Once excited by Reid's ascendancy in Washington leadership, she now sees him as out of touch with his economically troubled home state. "When he comes here, he does lip service," she says.
Earlier congressional contests have shown that incumbency can be a yoke and that voter discontent is running through both parties, even though the Democrats who control Congress have the most at risk in November. With President Barack Obama's popularity slipping, issues from the health care overhaul law to taxes are defining races.
Tea party-backed Mike Lee, one of two Republicans who advanced to a June 22 primary for Bennett's Utah seat, says there's "a widespread feeling the federal government is growing, taxing, spending and borrowing way too much."
In the Arkansas runoff, Lincoln is suffering blowback from the right and left for her health care votes. Unions backing her rival have spent more than $5 million to defeat her. In one ad, she acknowledges the frustration among voters: "I know you're angry at Washington."
The Republican race to succeed Schwarzenegger has been a display of extraordinary spending as well as a test of how far right the party wants to venture on issues such as illegal immigration in a traditionally Democratic-tilting state.
Republican billionaire Whitman, a former eBay chief executive, has invested more than $70 million of her own fortune in the race against state insurance commissioner Steve Poizner, a wealthy former businessman who has put $24 million into his campaign.
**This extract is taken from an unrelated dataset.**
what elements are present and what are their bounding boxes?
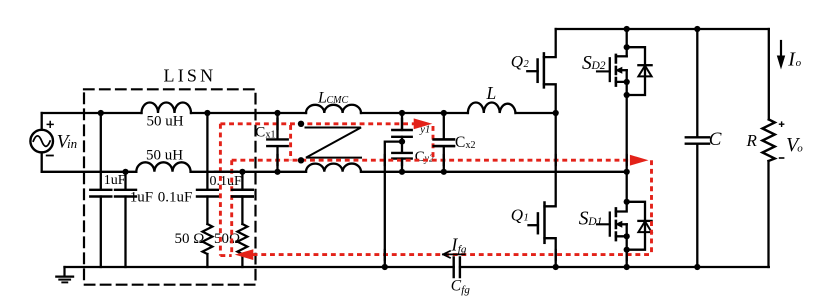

The all-but-certain Democratic nominee is Attorney General Jerry Brown, who was governor in the 1970s and 1980s.
Whitman and Poizner have challenged each other's conservative credentials in a torrent of negative ads. Poizner supports Arizona's tough illegal immigration law; Whitman does not. Poizner wants to cut off most state services to illegal immigrants and their children; Whitman would not end services for children.